La sua ossessione ha un nome ben preciso: Chardonnay. Tutto gira intorno al concetto di purezza, piacevolezza, freschezza e luminosità. Quattro punti cardinali attorno ai quali si dipana, ogni anno, l’arte dell’assemblaggio di Panaïotis, alla perpetua ricerca della declinazione perfetta di questo straordinario vitigno.
Ogni etichetta di Ruinart (R, Blanc de Blancs, Rosé o Dom) è un incrocio di materialità e sensibilità, la Weltanschauung del mondo di Frédéric Panaïotis.
La degustazione
Ruinart Blanc de Blancs
Partiamo da uno dei figli prediletti della Maison, il Blanc de Blancs. E’ frutto di un assemblaggio di Chardonnay annata 2012 con un 26% di vini di riserva 2011 e 2010. La predominanza di Premiers Crus della Côte des Blancs e della Montagne de Reims dona finezza aromatica, ma la morbidezza, senza eccedere in zuccheri, è donata dai vini dello Sézannais. Ci sono anche alcuni vini del nord della valle della Vesle, che conferiscono un tocco di freschezza e leggerezza.
Aromi agrumati e di frutta bianca esaltano la vivacità di uno champagne dotato di una piacevolezza estrema. Fiori di sambuco si alternano a note tostate, in una beva in cui è difficile individuare il momento per dire “basta così”.
Dom Ruinart Blanc de Blancs 2004
Dall’identità allo stile. Dom Ruinart 2004 nasce esclusivamente da Grand Cru di Chardonnay (69% provenienti dalla Côte des Blancs come Chouilly, Le Mesnil e Avize, mentre il 31% dal versante nord della Montagne de Reims in particolare Sillery e Puisieulx. La cuvée exceptionnelle della Maison è l’emblema del lavoro di Panaïotis: raffinato, minerale, esemplare per acidità e linearità. Lungo e profondo come le Crayères in cui ha riposato per anni, il 2004 tra note di miele d’acacia, pompelmo e aromi tostati ci ricorda un grande Chablis.
Ruinart Rosé
L’altra faccia del gusto Ruinart. Il Rosé nasce da un assemblaggio di Chardonnay (45%) e Pinot Noir (55%). Come per il BdB uve che provengono in maggioranza da Premiers Crus, con l’apporto di un 25% di vini di riserva delle due annate precedenti.
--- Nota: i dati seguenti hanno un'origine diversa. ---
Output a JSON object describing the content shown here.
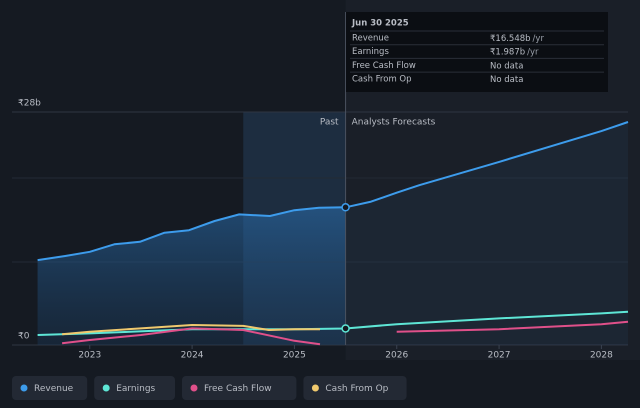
{
  "chart_data": {
    "type": "line",
    "xlim": [
      2022.24,
      2028.26
    ],
    "xticks": [
      2023,
      2024,
      2025,
      2026,
      2027,
      2028
    ],
    "ylim": [
      0,
      28
    ],
    "yticks": [
      {
        "value": 0,
        "label": "₹0"
      },
      {
        "value": 28,
        "label": "₹28b"
      }
    ],
    "grid": true,
    "divider": 2025.5,
    "highlight_start": 2024.5,
    "past_label": "Past",
    "forecast_label": "Analysts Forecasts",
    "series": [
      {
        "name": "Revenue",
        "color": "#3d9cec",
        "x": [
          2022.49,
          2022.76,
          2023.0,
          2023.24,
          2023.49,
          2023.73,
          2023.97,
          2024.22,
          2024.46,
          2024.76,
          2025.0,
          2025.24,
          2025.5,
          2025.74,
          2026.0,
          2026.22,
          2027.0,
          2028.0,
          2028.26
        ],
        "values": [
          10.2,
          10.7,
          11.2,
          12.1,
          12.4,
          13.5,
          13.8,
          14.9,
          15.7,
          15.5,
          16.2,
          16.5,
          16.548,
          17.2,
          18.3,
          19.2,
          22.0,
          25.7,
          26.8
        ]
      },
      {
        "name": "Earnings",
        "color": "#5ee6d6",
        "x": [
          2022.49,
          2023.0,
          2024.0,
          2025.0,
          2025.5,
          2026.0,
          2027.0,
          2028.0,
          2028.26
        ],
        "values": [
          1.2,
          1.4,
          1.9,
          1.9,
          1.987,
          2.5,
          3.2,
          3.8,
          4.0
        ]
      },
      {
        "name": "Free Cash Flow",
        "color": "#e0508a",
        "x": [
          2022.73,
          2023.0,
          2023.5,
          2024.0,
          2024.5,
          2025.0,
          2025.25,
          2025.5,
          2026.0,
          2027.0,
          2028.0,
          2028.26
        ],
        "values": [
          0.2,
          0.6,
          1.2,
          2.0,
          1.8,
          0.5,
          0.1,
          null,
          1.6,
          1.9,
          2.5,
          2.8
        ]
      },
      {
        "name": "Cash From Op",
        "color": "#f0c96e",
        "x": [
          2022.73,
          2023.0,
          2023.5,
          2024.0,
          2024.5,
          2024.75,
          2025.0,
          2025.25
        ],
        "values": [
          1.3,
          1.6,
          2.0,
          2.4,
          2.3,
          1.8,
          1.9,
          1.9
        ]
      }
    ],
    "tooltip": {
      "date": "Jun 30 2025",
      "rows": [
        {
          "label": "Revenue",
          "value": "₹16.548b",
          "unit": "/yr"
        },
        {
          "label": "Earnings",
          "value": "₹1.987b",
          "unit": "/yr"
        },
        {
          "label": "Free Cash Flow",
          "value": "No data"
        },
        {
          "label": "Cash From Op",
          "value": "No data"
        }
      ]
    }
  }
}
Attacco conturbante di piccoli frutti rossi, in particolare lampone e fragolina di bosco. Strepitosa rotondità e soprattutto bevibilità.
Dom Ruinart Rosé 2002
L’altra cuvée eccezionale della Maison Ruinart: l’anima è Chardonnay (80%) proveniente da Grand Cru della Côte des Blancs (Avize, Cramant, Le Mesnil-sur-Oger) e dalla Montagne de Reims (Sillery, Puisieulx). Il 20% di Pinot Nero parla il dialetto di Verzenay e Sillery.
Un vino maschile, di eccezionale nettezza e integrità: intenso e suadente, con i suoi aromi di viola. Dimostra una maturità e un’identità ben connotata, ma fa presagire un futuro in cui svilupperà caratteri e peculiarità. E per dimostrarcelo ecco che Frédéric cala un asso fuori programma: Dom Ruinart Rosé 1996, ancora indenne dal tempo che passa, di una freschezza spaventosa, zucchero e acidità perfettamente bilanciate, aromi floreali e un orto di erbe aromatiche che ti stregano all’olfatto.